De olho nessa fonte extra de arrecadação, outros países acompanham o caso americano como teste. A União Europeia estuda eliminar sua isenção de € 150 (US$ 175), enquanto o Reino Unido avalia seu limite atual de £135 (US$ 182).

Transportadoras comerciais

Produtos enviados por empresas privadas, como FedEx e UPS, também estão sujeitos a todas as tarifas aplicáveis, incluindo aquelas por setor e por país de origem.

Desde o fim da isenção para China e Hong Kong, transportadoras como UPS e FedEx relataram queda no volume de pacotes entre EUA e China em balanços recentes — afetando uma das rotas mais lucrativas das empresas.

As companhias afirmaram que estão se adaptando, inclusive com a cobrança de taxas extras para lidar com a burocracia alfandegária e os pagamentos de tarifas.
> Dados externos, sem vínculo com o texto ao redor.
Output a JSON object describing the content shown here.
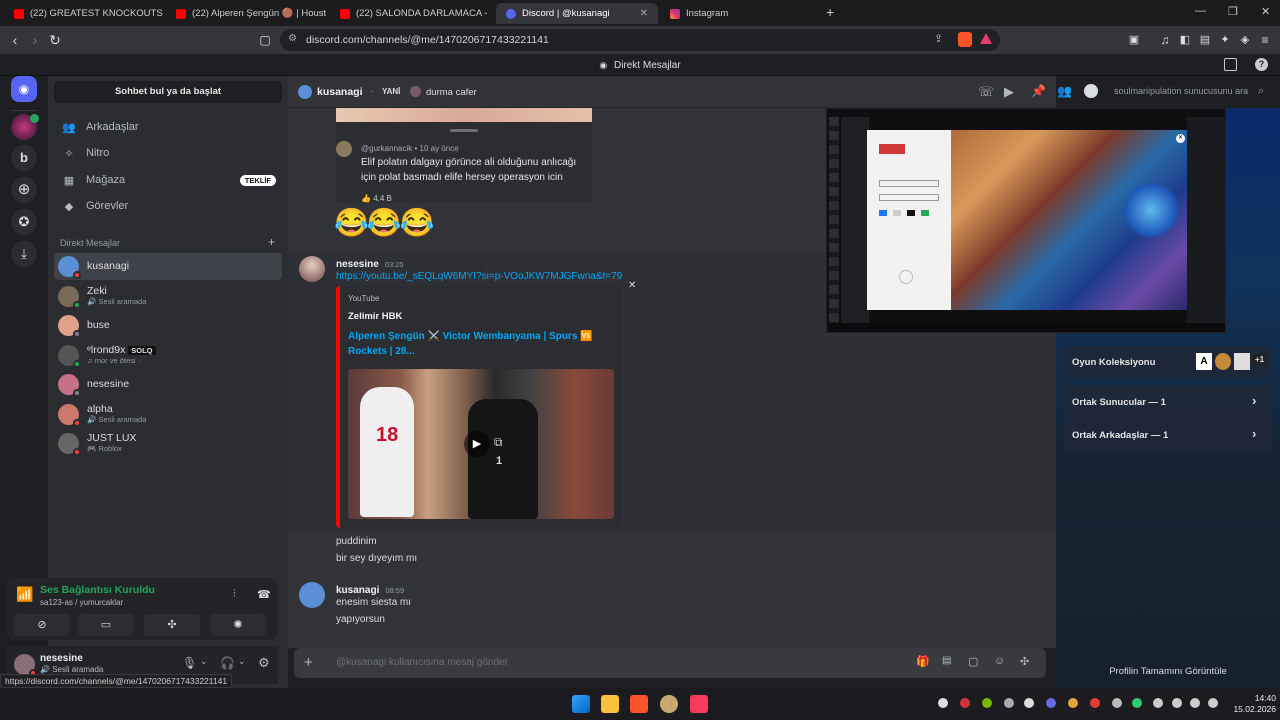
{
  "browser": {
    "tabs": [
      {
        "label": "(22) GREATEST KNOCKOUTS From 20",
        "icon": "youtube-icon"
      },
      {
        "label": "(22) Alperen Şengün 🟤 | Houston R",
        "icon": "youtube-icon"
      },
      {
        "label": "(22) SALONDA DARLAMACA - YouTu",
        "icon": "youtube-icon"
      },
      {
        "label": "Discord | @kusanagi",
        "icon": "discord-icon"
      },
      {
        "label": "Instagram",
        "icon": "instagram-icon"
      }
    ],
    "new_tab": "+",
    "url": "discord.com/channels/@me/1470206717433221141",
    "status_url": "https://discord.com/channels/@me/1470206717433221141"
  },
  "discord": {
    "title": "Direkt Mesajlar",
    "sidebar": {
      "find_button": "Sohbet bul ya da başlat",
      "nav": [
        {
          "label": "Arkadaşlar",
          "icon": "friends-icon"
        },
        {
          "label": "Nitro",
          "icon": "nitro-icon"
        },
        {
          "label": "Mağaza",
          "icon": "shop-icon",
          "badge": "TEKLİF"
        },
        {
          "label": "Görevler",
          "icon": "quests-icon"
        }
      ],
      "dm_header": "Direkt Mesajlar",
      "dm_add": "+",
      "dms": [
        {
          "name": "kusanagi",
          "sub": "",
          "color": "#5b8fd6"
        },
        {
          "name": "Zeki",
          "sub": "Sesli aramada",
          "color": "#7a6a5a"
        },
        {
          "name": "buse",
          "sub": "",
          "color": "#e0a08a"
        },
        {
          "name": "ᵉlrond9x",
          "tag": "SOLQ",
          "sub": "mor ve ötesi ·",
          "color": "#555"
        },
        {
          "name": "nesesine",
          "sub": "",
          "color": "#c86f8a"
        },
        {
          "name": "alpha",
          "sub": "Sesli aramada",
          "color": "#c97a6a"
        },
        {
          "name": "JUST LUX",
          "sub": "Roblox",
          "color": "#666"
        }
      ],
      "voice": {
        "status": "Ses Bağlantısı Kuruldu",
        "channel": "sa123-as / yumurcaklar"
      },
      "user": {
        "name": "nesesine",
        "status": "Sesli aramada"
      }
    },
    "header": {
      "username": "kusanagi",
      "tag": "YANİ",
      "activity": "durma cafer",
      "search_placeholder": "soulmanipulation sunucusunu ara"
    },
    "messages": {
      "embed_comment": {
        "user": "@gurkannacik • 10 ay önce",
        "text_1": "Elif polatın dalgayı görünce ali olduğunu anlıcağı",
        "text_2": "için polat basmadı elife hersey operasyon icin",
        "likes": "4,4 B"
      },
      "emoji_line": "😂😂😂",
      "nesesine_block": {
        "name": "nesesine",
        "time": "03:25",
        "link": "https://youtu.be/_sEQLqW6MYI?si=p-VOoJKW7MJGFwna&t=79",
        "embed_provider": "YouTube",
        "embed_author": "Zelimir HBK",
        "embed_title_1": "Alperen Şengün ⚔️ Victor Wembanyama | Spurs 🆚",
        "embed_title_2": "Rockets | 28...",
        "line_1": "puddinim",
        "line_2": "bir sey dıyeyım mı"
      },
      "kusanagi_block": {
        "name": "kusanagi",
        "time": "08:59",
        "line_1": "enesim siesta mı",
        "line_2": "yapıyorsun"
      }
    },
    "composer_placeholder": "@kusanagi kullanıcısına mesaj gönder",
    "profile_panel": {
      "game_collection": "Oyun Koleksiyonu",
      "game_count": "+1",
      "mutual_servers": "Ortak Sunucular — 1",
      "mutual_friends": "Ortak Arkadaşlar — 1",
      "view_full": "Profilin Tamamını Görüntüle"
    }
  },
  "taskbar": {
    "time": "14:40",
    "date": "15.02.2026"
  },
  "colors": {
    "accent": "#5865f2",
    "link": "#00a8fc",
    "green": "#23a55a",
    "red": "#f23f43",
    "youtube": "#ff0000"
  }
}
“Já lidamos com volatilidade antes”, disse Mike Parra, CEO da DHL Express Europe, em entrevista este mês. “Essa também vai passar, e o fato é que vamos nos adaptar.”

Mudança de rota

É esse tipo de adaptação que move a Mondo Cattolico, loja de artigos religiosos localizada em frente à Basílica de São Pedro, em Roma. O estabelecimento, que vende terços, velas e colares com crucifixo a turistas de todo o mundo, tem visto crescer a fatia das vendas feitas diretamente para consumidores americanos via internet.

Segundo Fabrizio Enea, gerente de vendas online, a maioria dos pedidos no ecommerce enviados aos EUA gira entre US$ 100 e US$ 200. “Até o fim do de minimis, conseguíamos enviar sem que os clientes tivessem de pagar tarifas ou taxas adicionais.”

Agora, a loja elevou os preços em 20% para cobrir os novos custos — entre eles, tarifas, frete mais caro e taxas alfandegárias. Ainda assim, segundo Enea, a medida compensa para manter a agilidade nas entregas e evitar que os clientes arquem com as cobranças diretamente.

Pedidos suspensos

A interrupção nos serviços postais levou empresas do mundo inteiro a dispararem comunicados a clientes nos EUA, avisando sobre atrasos e aumento de preços.

“A marca dinamarquesa ‘Knitting for Olive’ foi a mais recente a anunciar que não pode mais enviar pequenos pedidos para os EUA, gerando pânico entre os fãs americanos”, escreveu Danielle Romanetti, dona da loja de fios Fibre Space, na Virgínia, em e-mail a clientes na semana passada.

Embora diga que seu estoque está abastecido, Romanetti teme o impacto mais amplo no setor e no senso de comunidade que o comércio online proporciona. Frequentemente, ela descobre novas marcas por meio de clientes que compram diretamente de países como Dinamarca, Espanha e Peru.

Menos opções para o consumidor

A FloraSense, sediada em Chicago, vende sensores conectados por aplicativo que monitoram plantas e avisam sobre necessidade de água ou luz. O CEO Aabesh De afirma que, apesar de importar a maioria dos produtos em grandes volumes, o fim da isenção para produtos chineses já afetou seus planos de expansão e inovação.

De também aponta o impacto de outras tarifas que já haviam levado a empresa a cortar 20% da equipe, por causa das margens apertadas.

O fim da isenção também compromete a variedade de produtos disponíveis aos consumidores.

Antes, era possível lançar um item novo — como luvas de jardinagem — enviando poucas unidades direto da fábrica ao cliente. Sem o de minimis, De diz que precisou cortar 75% dos lançamentos planejados para o próximo ano.